Sağlıklı topraklar, ekosisteme sağladığı faydaların ve biyoçeşitliliğin devamına sunduğu katkının yanı sıra sürdürülebilir tarımsal kalkınma ve gıda güvenliği için de temel oluşturuyor. Dünya Toprak Ana Günü de halihazırda %75’i bozuluma uğramış dünya topraklarının durumu ile sürdürülebilir toprak yönetimi konusunda farkındalık yaratmayı amaçlıyor.

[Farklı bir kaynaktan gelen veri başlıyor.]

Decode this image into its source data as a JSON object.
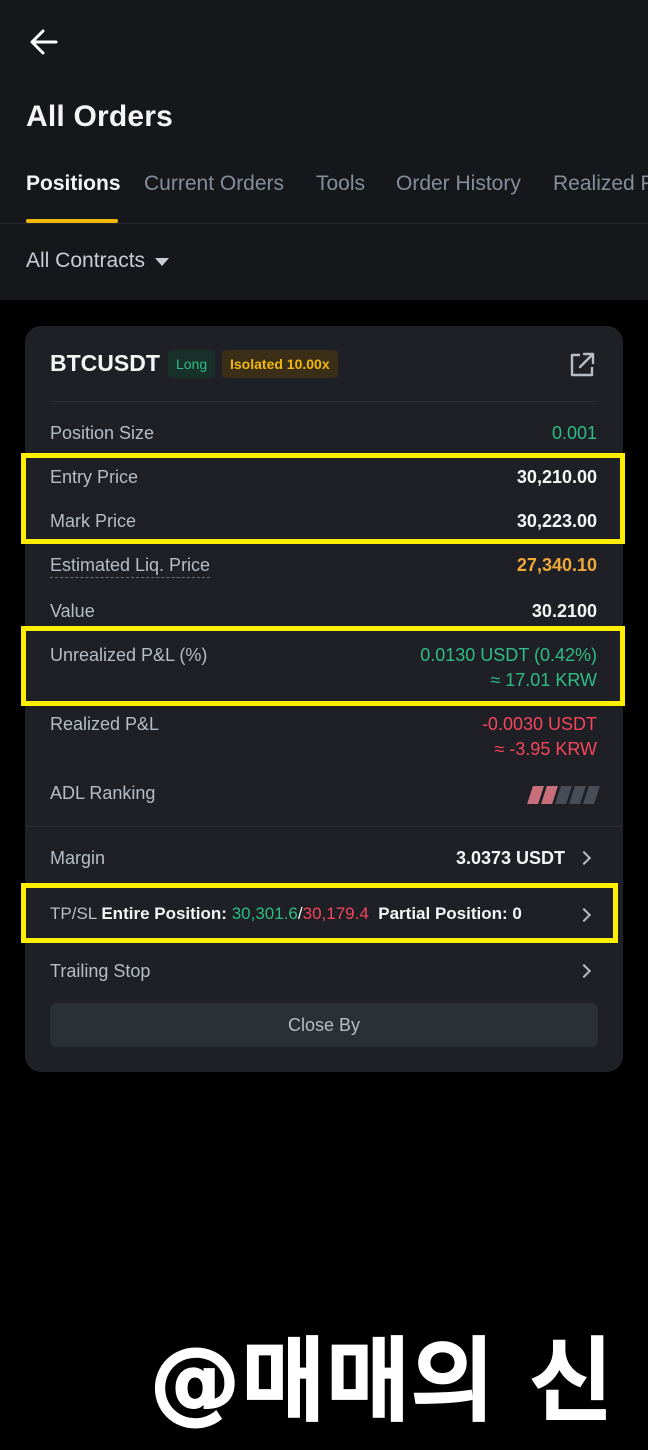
{
  "header": {
    "title": "All Orders",
    "tabs": [
      "Positions",
      "Current Orders",
      "Tools",
      "Order History",
      "Realized P"
    ]
  },
  "filter": {
    "label": "All Contracts"
  },
  "position": {
    "symbol": "BTCUSDT",
    "side": "Long",
    "margin_mode": "Isolated 10.00x",
    "rows": {
      "size_label": "Position Size",
      "size_value": "0.001",
      "entry_label": "Entry Price",
      "entry_value": "30,210.00",
      "mark_label": "Mark Price",
      "mark_value": "30,223.00",
      "liq_label": "Estimated Liq. Price",
      "liq_value": "27,340.10",
      "value_label": "Value",
      "value_value": "30.2100",
      "upnl_label": "Unrealized P&L (%)",
      "upnl_value": "0.0130 USDT (0.42%)",
      "upnl_krw": "≈ 17.01 KRW",
      "rpnl_label": "Realized P&L",
      "rpnl_value": "-0.0030 USDT",
      "rpnl_krw": "≈ -3.95 KRW",
      "adl_label": "ADL Ranking",
      "margin_label": "Margin",
      "margin_value": "3.0373 USDT"
    },
    "adl_level": 2,
    "adl_max": 5,
    "tpsl": {
      "label": "TP/SL",
      "entire_label": "Entire Position:",
      "tp": "30,301.6",
      "sep": "/",
      "sl": "30,179.4",
      "partial_label": "Partial Position: 0"
    },
    "trailing_label": "Trailing Stop",
    "close_by_label": "Close By"
  },
  "watermark": "@매매의 신",
  "colors": {
    "accent": "#f0b90b",
    "positive": "#2ebd85",
    "negative": "#f6465d",
    "highlight": "#ffee00"
  }
}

Sağlıklı topraklar, ekosistemleri, biyoçeşitliliği korumak, iklim değişikliğinin önüne geçmek, gıda üretmek ve suyu arıtmak için hayati öneme sahip. Toprağın durumuna ve sağlıklı topraklar için neler yapılabileceğine dikkat çekmek amacıyla bir gün önerisi, 2002 yılında, dünya genelinde toprak bilimlerinin gelişimini desteklemek ve toprakla ilgili bilgiyi yaymak amacıyla Uluslararası Toprak Bilimleri Birliği (International Union of Soil Sciences – IUSS) tarafından yapıldı. Birleşmiş Milletler (BM) de 2013 yılında 5 Aralık tarihini “Dünya Toprak Ana Günü” olarak kabul etti.

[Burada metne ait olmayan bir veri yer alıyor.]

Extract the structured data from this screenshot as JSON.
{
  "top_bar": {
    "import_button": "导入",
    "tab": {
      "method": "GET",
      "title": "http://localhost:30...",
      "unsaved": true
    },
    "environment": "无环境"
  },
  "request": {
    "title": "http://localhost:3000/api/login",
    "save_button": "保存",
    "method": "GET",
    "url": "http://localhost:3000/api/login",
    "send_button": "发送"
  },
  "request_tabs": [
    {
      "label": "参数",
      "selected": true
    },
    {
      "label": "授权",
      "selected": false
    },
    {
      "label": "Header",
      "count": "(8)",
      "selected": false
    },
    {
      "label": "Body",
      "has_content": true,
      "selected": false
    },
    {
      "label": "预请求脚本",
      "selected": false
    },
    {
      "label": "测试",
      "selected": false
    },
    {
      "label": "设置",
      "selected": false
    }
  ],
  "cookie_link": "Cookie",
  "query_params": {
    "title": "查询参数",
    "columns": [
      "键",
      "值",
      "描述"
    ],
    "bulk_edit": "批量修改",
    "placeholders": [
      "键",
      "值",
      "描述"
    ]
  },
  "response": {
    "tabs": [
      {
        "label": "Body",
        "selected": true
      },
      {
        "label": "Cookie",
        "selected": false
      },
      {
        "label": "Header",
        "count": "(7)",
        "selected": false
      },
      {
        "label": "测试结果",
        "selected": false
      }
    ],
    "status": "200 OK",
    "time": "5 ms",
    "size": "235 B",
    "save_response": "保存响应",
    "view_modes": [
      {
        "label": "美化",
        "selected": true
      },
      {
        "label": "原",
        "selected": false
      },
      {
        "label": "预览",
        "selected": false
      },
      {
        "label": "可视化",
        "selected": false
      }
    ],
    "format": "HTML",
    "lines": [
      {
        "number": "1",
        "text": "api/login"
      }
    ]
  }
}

Toprak kaynaklarının sürdürülebilir yönetimini teşvik etmeye çalışan günle, bilimsel ve teknolojik gelişmeleri paylaşmak, mevcut bilgi eksikliklerini belirlemek ve toprakların, iklim değişikliği uyumu ve azaltımı yoluyla gıda güvenliğini koruma zorluklarıyla başa çıkmak için nasıl daha iyi yönetilebileceği konusunda tartışmalar yapmak amaçlanıyor.

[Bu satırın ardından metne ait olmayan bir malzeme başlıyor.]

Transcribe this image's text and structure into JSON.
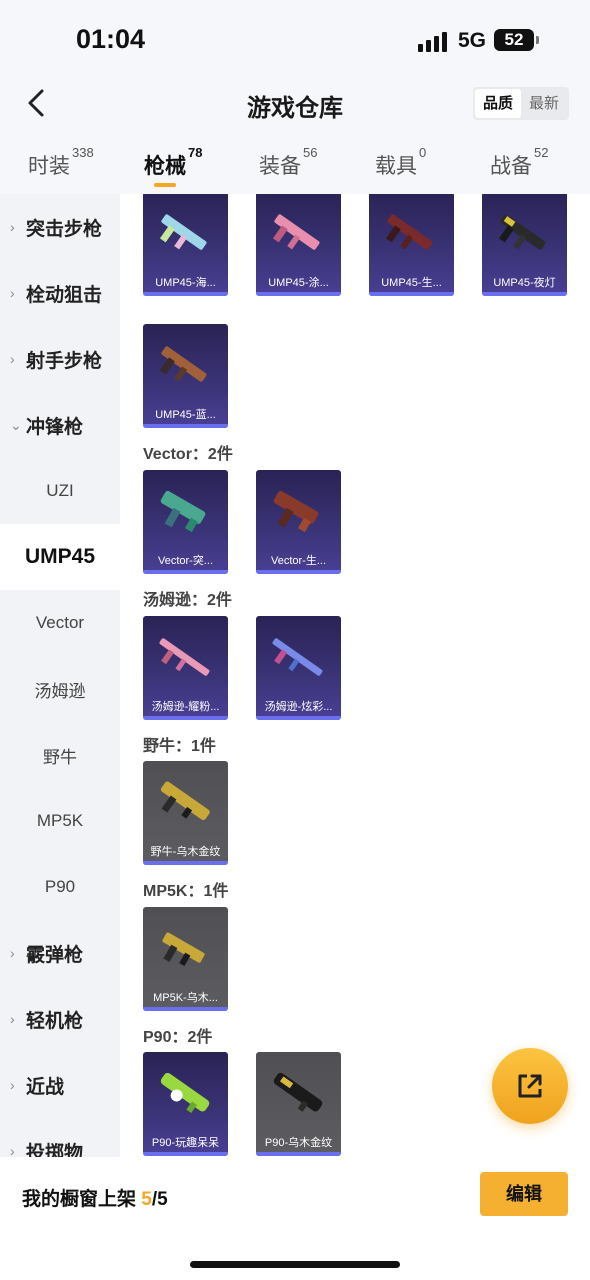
{
  "status": {
    "time": "01:04",
    "network": "5G",
    "battery": "52"
  },
  "header": {
    "title": "游戏仓库",
    "sort_options": [
      "品质",
      "最新"
    ],
    "active_sort": "品质"
  },
  "tabs": [
    {
      "label": "时装",
      "count": "338"
    },
    {
      "label": "枪械",
      "count": "78"
    },
    {
      "label": "装备",
      "count": "56"
    },
    {
      "label": "载具",
      "count": "0"
    },
    {
      "label": "战备",
      "count": "52"
    }
  ],
  "active_tab": "枪械",
  "sidebar": {
    "items": [
      {
        "label": "突击步枪",
        "chev": "›"
      },
      {
        "label": "栓动狙击",
        "chev": "›"
      },
      {
        "label": "射手步枪",
        "chev": "›"
      },
      {
        "label": "冲锋枪",
        "chev": "⌄"
      },
      {
        "label": "UZI"
      },
      {
        "label": "UMP45"
      },
      {
        "label": "Vector"
      },
      {
        "label": "汤姆逊"
      },
      {
        "label": "野牛"
      },
      {
        "label": "MP5K"
      },
      {
        "label": "P90"
      },
      {
        "label": "霰弹枪",
        "chev": "›"
      },
      {
        "label": "轻机枪",
        "chev": "›"
      },
      {
        "label": "近战",
        "chev": "›"
      },
      {
        "label": "投掷物",
        "chev": "›"
      }
    ],
    "selected": "UMP45"
  },
  "sections": [
    {
      "title": "",
      "items": [
        "UMP45-海...",
        "UMP45-涂...",
        "UMP45-生...",
        "UMP45-夜灯",
        "UMP45-蓝..."
      ]
    },
    {
      "title": "Vector：2件",
      "items": [
        "Vector-突...",
        "Vector-生..."
      ]
    },
    {
      "title": "汤姆逊：2件",
      "items": [
        "汤姆逊-耀粉...",
        "汤姆逊-炫彩..."
      ]
    },
    {
      "title": "野牛：1件",
      "items": [
        "野牛-乌木金纹"
      ]
    },
    {
      "title": "MP5K：1件",
      "items": [
        "MP5K-乌木..."
      ]
    },
    {
      "title": "P90：2件",
      "items": [
        "P90-玩趣呆呆",
        "P90-乌木金纹"
      ]
    }
  ],
  "bottom": {
    "label": "我的橱窗上架",
    "count": "5",
    "total": "/5",
    "edit": "编辑"
  },
  "colors": {
    "accent": "#f5a623",
    "rarity_purple": "#6a6ff0"
  },
  "icons": [
    "back-arrow-icon",
    "share-export-icon",
    "chevron-right-icon",
    "chevron-down-icon"
  ]
}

Bu önemli günün 2024 teması da, “Topraklara Bakım: Ölç, İzle, Yönet” olarak belirlendi. Mevcut gıdamızın %95’inden fazlasını temin ettiğimiz toprak, iklim değişikliği ve insani faaliyetler nedeniyle bozuluma uğruyor. Erozyon, doğal dengeyi bozarak suyun toprağa karışmasını engelliyor ve tüm yaşam formları için suyun erişilebilirliğini azaltıyor. Yanı sıra topraktan elde edilen gıdalardaki vitamin ve besin seviyelerini de düşürüyor.
Dünya Çölleşme Atlası’na göre, toprakların %75’i zaten bozuluma uğramış durumda ve bu durum 3,2 milyar insanı doğrudan etkiliyor. Üstelik mevcut eğilimlerin devam etmesi durumunda, UNESCO’nun uyarısına göre, bu oran 2050 yılına kadar %90’a çıkacak. Dünya Toprak Ana Günü’nün 2024 teması da bunlarla bağlantılı olarak, toprakların özelliklerini anlamak ve gıda güvenliği için sürdürülebilir toprak yönetimine yönelik bilinçli kararlar almayı desteklemek adına, doğru toprak verisi ve bilgisinin önemini vurguluyor.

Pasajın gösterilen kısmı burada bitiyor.